膵をテーピングした綿テープにエンドループをかけ,糸を体外に誘導する.合わせて4番アームで膵尾部を展開することで,脾静脈の剥離が容易になる(図5).脾静脈剥離中の出血に備え,脾動脈をクランプできるようにあらかじめテーピングしておく.
・RAMPSのコツ
上記3の操作の際,脾下極でGerota筋膜の背側に入り,腎を露出する.この深度で頭側,右側へと可及的に剥離しておくことで,膵体部から尾部に剥離を進める際のゴールが設定できる.
門脈直上で膵をテーピングし,spleen-preservingの際と同様に体外に牽引する.この操作によって,SMA腹側が展開され,SMA腹側から左側への剥離,左腎静脈の露出が行いやすくなる(図6).
ロボット手術では,腹腔鏡手術と異なり助手のサポートが難しい.Console surgeon単独の操作で,質の高い手術が行えるよう,体位や体外誘導などを工夫して行っている.
IV.おわりに
RDPに関するエビデンスをまとめ,当科で行っているRDP手順を解説した.LDPよりも精緻な操作が可能であり,進行膵癌に対しても根治性を損なわない手術が行えると実感している.

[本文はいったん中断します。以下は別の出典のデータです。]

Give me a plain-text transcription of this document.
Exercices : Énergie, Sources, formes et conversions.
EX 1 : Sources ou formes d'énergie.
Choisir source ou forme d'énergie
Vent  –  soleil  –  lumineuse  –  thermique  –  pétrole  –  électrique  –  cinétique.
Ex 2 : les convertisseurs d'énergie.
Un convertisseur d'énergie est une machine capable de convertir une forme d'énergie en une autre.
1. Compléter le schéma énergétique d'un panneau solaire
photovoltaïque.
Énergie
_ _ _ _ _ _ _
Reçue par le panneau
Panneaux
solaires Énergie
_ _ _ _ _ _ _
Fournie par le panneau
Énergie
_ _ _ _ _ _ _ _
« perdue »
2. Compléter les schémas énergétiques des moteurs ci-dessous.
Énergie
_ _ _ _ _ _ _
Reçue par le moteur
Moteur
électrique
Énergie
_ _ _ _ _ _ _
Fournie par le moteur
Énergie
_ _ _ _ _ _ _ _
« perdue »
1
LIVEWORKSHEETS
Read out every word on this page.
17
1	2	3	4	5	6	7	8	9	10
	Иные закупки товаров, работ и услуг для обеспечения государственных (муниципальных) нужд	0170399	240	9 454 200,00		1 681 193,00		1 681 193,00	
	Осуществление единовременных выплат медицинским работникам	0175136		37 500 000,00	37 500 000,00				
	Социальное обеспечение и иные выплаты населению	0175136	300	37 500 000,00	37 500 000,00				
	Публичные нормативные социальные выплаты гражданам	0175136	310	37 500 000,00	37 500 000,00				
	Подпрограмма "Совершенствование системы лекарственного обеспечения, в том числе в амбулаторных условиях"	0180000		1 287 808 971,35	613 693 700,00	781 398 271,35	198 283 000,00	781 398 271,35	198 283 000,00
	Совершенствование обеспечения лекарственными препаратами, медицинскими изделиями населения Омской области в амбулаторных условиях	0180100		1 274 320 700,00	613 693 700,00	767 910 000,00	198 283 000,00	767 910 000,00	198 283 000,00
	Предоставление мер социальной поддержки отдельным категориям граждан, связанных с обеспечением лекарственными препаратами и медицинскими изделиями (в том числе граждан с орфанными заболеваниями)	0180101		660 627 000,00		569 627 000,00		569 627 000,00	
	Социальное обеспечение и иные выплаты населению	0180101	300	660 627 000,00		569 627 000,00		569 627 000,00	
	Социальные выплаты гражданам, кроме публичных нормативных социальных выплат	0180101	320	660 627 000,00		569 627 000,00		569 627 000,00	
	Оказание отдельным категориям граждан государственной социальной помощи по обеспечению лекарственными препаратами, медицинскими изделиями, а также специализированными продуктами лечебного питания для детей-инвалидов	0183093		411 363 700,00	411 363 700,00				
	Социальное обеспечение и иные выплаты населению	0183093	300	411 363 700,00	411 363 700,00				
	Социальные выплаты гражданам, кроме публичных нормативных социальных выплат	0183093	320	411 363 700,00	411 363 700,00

今後の課題は,RDPを行った膵癌症例の長期成績の検証である.「低侵襲DPのメリットは,術後早期のみで,2年経つと患者QOLは開腹手術と変わらない」というランダム化比較試験の付随報告もされた8).「病気を治す」という手術の本質に,ロボット技術がどのように貢献できるのか,今後さらに検証する必要がある.